Citadel CEO Keith Betty believes there is, under certain circumstances. “Banks are making about 350 basis points margin on lending. That’s the difference between their cost of funds and the rate at which they on-lend. So where you have a private bank that lends you money and then manages that money for you in one of its investment products, it’s effectively playing both sides of the balance sheet and inevitably raises a potential conflict of interest.”
The banks argue that the potential conflict is more theoretical than real. Clients in need of lending will inevitably turn to their banks for help, while investment managers are bound by strict mandates and codes of governance. Any deviation from these strictures exposes the banks to legal claims.

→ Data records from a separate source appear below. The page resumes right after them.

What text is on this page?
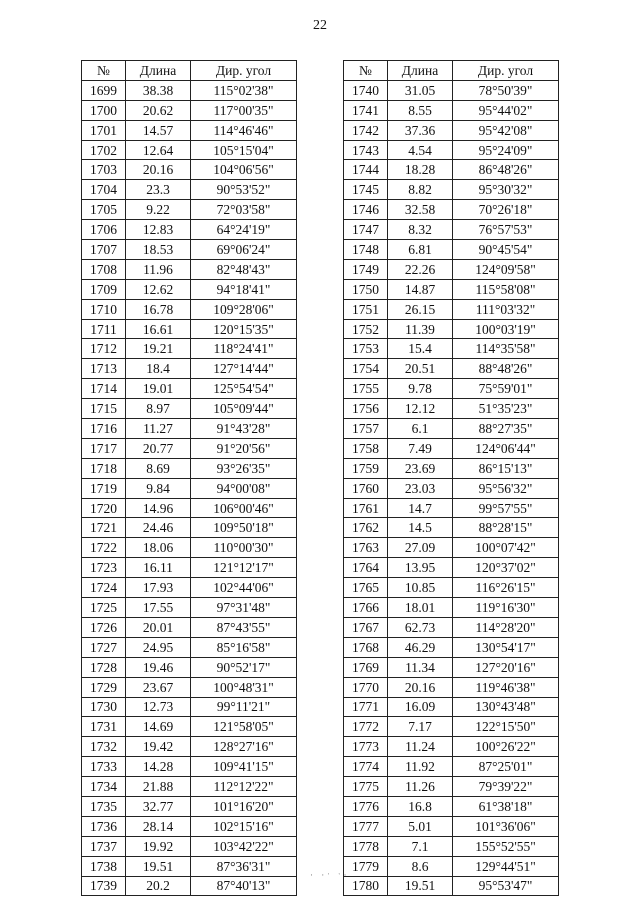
22
№	Длина	Дир. угол
1699	38.38	115°02'38"
1700	20.62	117°00'35"
1701	14.57	114°46'46"
1702	12.64	105°15'04"
1703	20.16	104°06'56"
1704	23.3	90°53'52"
1705	9.22	72°03'58"
1706	12.83	64°24'19"
1707	18.53	69°06'24"
1708	11.96	82°48'43"
1709	12.62	94°18'41"
1710	16.78	109°28'06"
1711	16.61	120°15'35"
1712	19.21	118°24'41"
1713	18.4	127°14'44"
1714	19.01	125°54'54"
1715	8.97	105°09'44"
1716	11.27	91°43'28"
1717	20.77	91°20'56"
1718	8.69	93°26'35"
1719	9.84	94°00'08"
1720	14.96	106°00'46"
1721	24.46	109°50'18"
1722	18.06	110°00'30"
1723	16.11	121°12'17"
1724	17.93	102°44'06"
1725	17.55	97°31'48"
1726	20.01	87°43'55"
1727	24.95	85°16'58"
1728	19.46	90°52'17"
1729	23.67	100°48'31"
1730	12.73	99°11'21"
1731	14.69	121°58'05"
1732	19.42	128°27'16"
1733	14.28	109°41'15"
1734	21.88	112°12'22"
1735	32.77	101°16'20"
1736	28.14	102°15'16"
1737	19.92	103°42'22"
1738	19.51	87°36'31"
1739	20.2	87°40'13"
№	Длина	Дир. угол
1740	31.05	78°50'39"
1741	8.55	95°44'02"
1742	37.36	95°42'08"
1743	4.54	95°24'09"
1744	18.28	86°48'26"
1745	8.82	95°30'32"
1746	32.58	70°26'18"
1747	8.32	76°57'53"
1748	6.81	90°45'54"
1749	22.26	124°09'58"
1750	14.87	115°58'08"
1751	26.15	111°03'32"
1752	11.39	100°03'19"
1753	15.4	114°35'58"
1754	20.51	88°48'26"
1755	9.78	75°59'01"
1756	12.12	51°35'23"
1757	6.1	88°27'35"
1758	7.49	124°06'44"
1759	23.69	86°15'13"
1760	23.03	95°56'32"
1761	14.7	99°57'55"
1762	14.5	88°28'15"
1763	27.09	100°07'42"
1764	13.95	120°37'02"
1765	10.85	116°26'15"
1766	18.01	119°16'30"
1767	62.73	114°28'20"
1768	46.29	130°54'17"
1769	11.34	127°20'16"
1770	20.16	119°46'38"
1771	16.09	130°43'48"
1772	7.17	122°15'50"
1773	11.24	100°26'22"
1774	11.92	87°25'01"
1775	11.26	79°39'22"
1776	16.8	61°38'18"
1777	5.01	101°36'06"
1778	7.1	155°52'55"
1779	8.6	129°44'51"
1780	19.51	95°53'47"
· ·ˑ ˑ·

Where it gets a little more fuzzy is when the client is lent money to invest in the market, under the management of the bank’s investment arm. In this case the bank earns interest on the loan and management fees on the portfolio side. They may find it difficult to resist the temptation to shower credit on clients with a view to recycling this money into the stock market. To avoid any potential conflict of interest, Citadel focuses exclusively on the asset side of clients’ balance sheet. Betty says total assets under management now exceed R12,5bn, with new inflows of about R130m a month – mostly from word of mouth and topups from existing clients. Last year it hedged the SA equity portion of clients’ portfolios against a possible drop in market values, and has maintained this insurance policy using derivatives as the local market continued to break new highs in early 2007.
“We appropriately diversify clients’ funds between local and offshore markets and asset classes, based on their individual needs. At this level, what clients do not want is to experience any major shocks to the balance sheet, such as happened in 1998 and 1987. On the one hand we want to assist clients in growing their portfolios, but on the other we do not want to expose the funds to undue risk.”
Citadel is an extraordinary success story in an increasingly crowded wealth management market. It has grown assets under management to R12,5bn from about R8bn just over three years ago. “This is an affirmation of the fact that clients are actively seeking premium wealth management services,” says Betty.
The first step in such a process is to get a deep understanding of the family’s current financial position and goals and then work out a bespoke solution.
Follow-up meetings are held between two and four times a year, backed up by regular report-backs. In total, Betty says clients are contacted 30 to 40 times a year, whether through face-to-face meetings, report-backs or newsletters.